(Book #79) I grew up with Rocky and Bullwinkle’s Boris and Natasha and elementary school bomb drills during the coldest part of the Cold War. I’ve taken a train from Vilnius, Lithuania into St. Petersburg and had the life scared out of me by a squat female border guard who asked me (rather than my husband) all the questions at the crossing and handed back my passport with the words “Good luck to you.” We visited Moscow and took their underground amazed at its depth and for at least 20 years a Moscow-born Russian, who vividly remembers Stalin’s funeral, did my nails. I just can’t read enough about Russia. I haven’t read nearly everything by Russian writers but I’ve read Anna Karenina, Crime and Punishment, The Master and Margarita, The Twelve Chairs, and I saw a great theatrical production of The Brothers Karamazov in Stratford, Ontario. I love the Arkady Renko series by Martin Cruz Smith that started with Gorky Park. The Madonnas of Leningrad by Debra Dean was great and one of my favorite books of all time is David Benioff’s City of Thieves. Anthony Marra’s first book Constellation of Vital Phenomena is my definition of genius, so I couldn’t wait to host The Tsar of Love and Techno.

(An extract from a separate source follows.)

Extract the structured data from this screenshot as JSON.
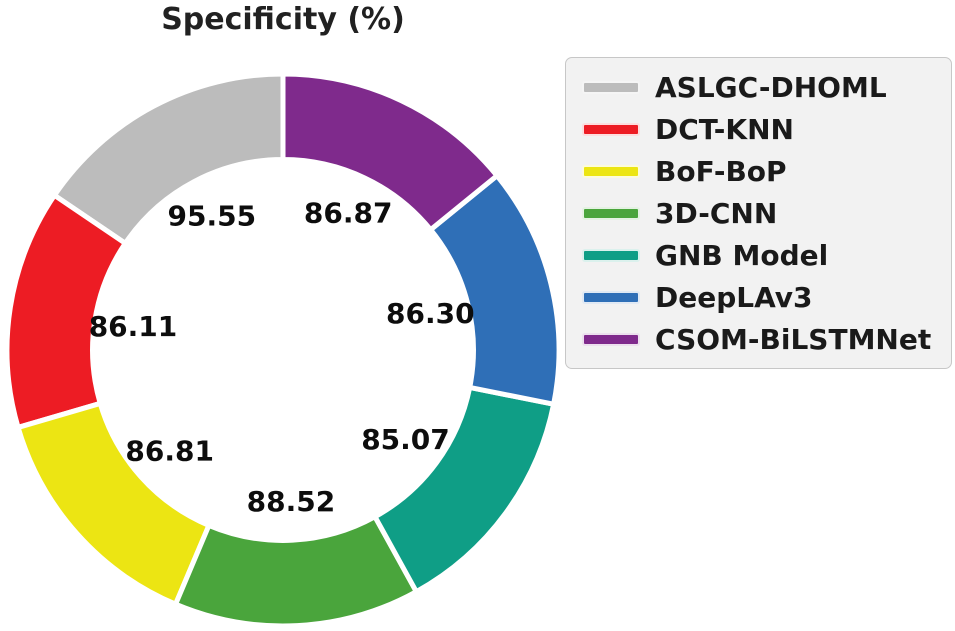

My invitation: The Miss Siberia Beauty Pageant will still to take place as before announced even with bins of sulfur waste yet waiting to remove from the backstage and dressing room, for day of Tuesday, November 22, 2120 W Schiller Ulitza. If you are wishing to strive for crown, please to complete below form and return. Name: Date for Birth: Show for Talant:
When the girls arrived we poured Georgian wine, a nod to Stalin’s Georgian roots. For starters we had Russian black bread, pickled herring and beets. For dinner I made Kulebyaka, a kind of salmon pie, cabbage rolls, and the Olivier salad, but bought the pelmeni from Ann’s Ukrainian Bakery and Deli. For dessert I made a Russian Korolevsky cake (King’s Cake) a three-layer cake, one layer flavored with cocoa powder, one with poppy seeds and one with walnuts.

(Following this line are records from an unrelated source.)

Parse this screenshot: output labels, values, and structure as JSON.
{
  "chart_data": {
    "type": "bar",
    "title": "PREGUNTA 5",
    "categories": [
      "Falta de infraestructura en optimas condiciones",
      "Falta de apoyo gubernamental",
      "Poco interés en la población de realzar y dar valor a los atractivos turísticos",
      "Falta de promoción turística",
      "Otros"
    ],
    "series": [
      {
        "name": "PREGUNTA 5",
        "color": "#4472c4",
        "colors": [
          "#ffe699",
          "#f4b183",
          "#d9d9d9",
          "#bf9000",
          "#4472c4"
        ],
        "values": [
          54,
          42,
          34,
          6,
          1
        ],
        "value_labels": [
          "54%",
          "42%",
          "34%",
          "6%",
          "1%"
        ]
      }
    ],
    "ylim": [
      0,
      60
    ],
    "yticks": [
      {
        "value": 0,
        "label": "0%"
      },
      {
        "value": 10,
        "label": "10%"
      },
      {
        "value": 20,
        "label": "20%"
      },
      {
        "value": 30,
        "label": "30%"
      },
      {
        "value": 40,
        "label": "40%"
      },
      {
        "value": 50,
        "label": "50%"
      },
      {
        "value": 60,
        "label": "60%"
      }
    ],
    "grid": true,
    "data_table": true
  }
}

Sadly, there was very little discussion of the book, because our book club is comprised of liberals and the election results pulled the rug out from under us. If you haven’t read this book yet you must. If you don’t like the short story think of each of them as a chapter and you’ll see how they all weave together. As the Goodreads blurb says: “This stunning, exquisitely written collection introduces a cast of remarkable characters whose lives intersect in ways both life-affirming and heartbreaking.”

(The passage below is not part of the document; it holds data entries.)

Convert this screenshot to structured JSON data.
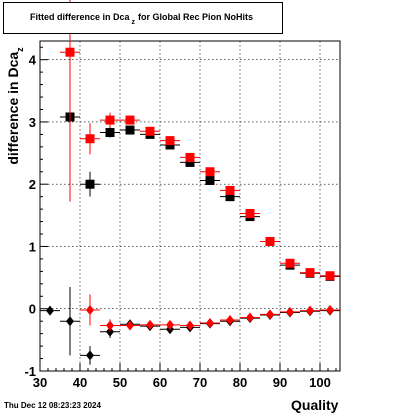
{
  "title": {
    "main": "Fitted difference in Dca",
    "sub": "z",
    "rest": "for Global Rec Pion NoHits"
  },
  "datestamp": "Thu Dec 12 08:23:23 2024",
  "axes": {
    "xlabel": "Quality",
    "ylabel_main": "difference in Dca",
    "ylabel_sub": "z"
  },
  "colors": {
    "red": "#ff0000",
    "black": "#000000"
  },
  "chart_data": {
    "type": "scatter",
    "xlim": [
      30,
      105
    ],
    "ylim": [
      -1,
      4.3
    ],
    "xticks": [
      30,
      40,
      50,
      60,
      70,
      80,
      90,
      100
    ],
    "yticks": [
      -1,
      0,
      1,
      2,
      3,
      4
    ],
    "grid": true,
    "series": [
      {
        "marker": "square",
        "color": "#000000",
        "points": [
          {
            "x": 37.5,
            "y": 3.08,
            "err": 0.05
          },
          {
            "x": 42.5,
            "y": 2.0,
            "err": 0.2
          },
          {
            "x": 47.5,
            "y": 2.83,
            "err": 0.08
          },
          {
            "x": 52.5,
            "y": 2.87,
            "err": 0.05
          },
          {
            "x": 57.5,
            "y": 2.8,
            "err": 0.04
          },
          {
            "x": 62.5,
            "y": 2.63,
            "err": 0.04
          },
          {
            "x": 67.5,
            "y": 2.35,
            "err": 0.03
          },
          {
            "x": 72.5,
            "y": 2.06,
            "err": 0.03
          },
          {
            "x": 77.5,
            "y": 1.8,
            "err": 0.03
          },
          {
            "x": 82.5,
            "y": 1.48,
            "err": 0.02
          },
          {
            "x": 87.5,
            "y": 1.08,
            "err": 0.02
          },
          {
            "x": 92.5,
            "y": 0.7,
            "err": 0.02
          },
          {
            "x": 97.5,
            "y": 0.57,
            "err": 0.02
          },
          {
            "x": 102.5,
            "y": 0.52,
            "err": 0.02
          }
        ]
      },
      {
        "marker": "square",
        "color": "#ff0000",
        "points": [
          {
            "x": 37.5,
            "y": 4.12,
            "err": 2.4
          },
          {
            "x": 42.5,
            "y": 2.73,
            "err": 0.25
          },
          {
            "x": 47.5,
            "y": 3.03,
            "err": 0.12
          },
          {
            "x": 52.5,
            "y": 3.03,
            "err": 0.05
          },
          {
            "x": 57.5,
            "y": 2.85,
            "err": 0.04
          },
          {
            "x": 62.5,
            "y": 2.7,
            "err": 0.04
          },
          {
            "x": 67.5,
            "y": 2.43,
            "err": 0.03
          },
          {
            "x": 72.5,
            "y": 2.2,
            "err": 0.03
          },
          {
            "x": 77.5,
            "y": 1.9,
            "err": 0.03
          },
          {
            "x": 82.5,
            "y": 1.53,
            "err": 0.02
          },
          {
            "x": 87.5,
            "y": 1.08,
            "err": 0.02
          },
          {
            "x": 92.5,
            "y": 0.73,
            "err": 0.02
          },
          {
            "x": 97.5,
            "y": 0.58,
            "err": 0.02
          },
          {
            "x": 102.5,
            "y": 0.53,
            "err": 0.02
          }
        ]
      },
      {
        "marker": "diamond",
        "color": "#000000",
        "points": [
          {
            "x": 32.5,
            "y": -0.03,
            "err": 0.05
          },
          {
            "x": 37.5,
            "y": -0.2,
            "err": 0.55
          },
          {
            "x": 42.5,
            "y": -0.75,
            "err": 0.15
          },
          {
            "x": 47.5,
            "y": -0.37,
            "err": 0.1
          },
          {
            "x": 52.5,
            "y": -0.25,
            "err": 0.05
          },
          {
            "x": 57.5,
            "y": -0.28,
            "err": 0.04
          },
          {
            "x": 62.5,
            "y": -0.33,
            "err": 0.04
          },
          {
            "x": 67.5,
            "y": -0.3,
            "err": 0.03
          },
          {
            "x": 72.5,
            "y": -0.24,
            "err": 0.03
          },
          {
            "x": 77.5,
            "y": -0.2,
            "err": 0.03
          },
          {
            "x": 82.5,
            "y": -0.15,
            "err": 0.02
          },
          {
            "x": 87.5,
            "y": -0.1,
            "err": 0.02
          },
          {
            "x": 92.5,
            "y": -0.06,
            "err": 0.02
          },
          {
            "x": 97.5,
            "y": -0.04,
            "err": 0.02
          },
          {
            "x": 102.5,
            "y": -0.03,
            "err": 0.02
          }
        ]
      },
      {
        "marker": "diamond",
        "color": "#ff0000",
        "points": [
          {
            "x": 42.5,
            "y": -0.02,
            "err": 0.25
          },
          {
            "x": 47.5,
            "y": -0.27,
            "err": 0.1
          },
          {
            "x": 52.5,
            "y": -0.27,
            "err": 0.05
          },
          {
            "x": 57.5,
            "y": -0.26,
            "err": 0.04
          },
          {
            "x": 62.5,
            "y": -0.26,
            "err": 0.04
          },
          {
            "x": 67.5,
            "y": -0.27,
            "err": 0.03
          },
          {
            "x": 72.5,
            "y": -0.23,
            "err": 0.03
          },
          {
            "x": 77.5,
            "y": -0.18,
            "err": 0.03
          },
          {
            "x": 82.5,
            "y": -0.14,
            "err": 0.02
          },
          {
            "x": 87.5,
            "y": -0.09,
            "err": 0.02
          },
          {
            "x": 92.5,
            "y": -0.05,
            "err": 0.02
          },
          {
            "x": 97.5,
            "y": -0.03,
            "err": 0.02
          },
          {
            "x": 102.5,
            "y": -0.02,
            "err": 0.02
          }
        ]
      }
    ]
  }
}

As an homage to Roman Markin, a retoucher in the Department of Party Propaganda and Agitation, who blots out and replaces the faces of the disfavored from photographs, I gave each of the girls a framed photo of our membership. The original photo is missing Mary and me — though I was able to place Mary in between Marcia and Linda for her photo. In each of the photos I gave the girls, the recipient’s face has been replaced by Stalin’s.

A favorite quote: “Endurance, I reminded myself, is the true measure of existence.”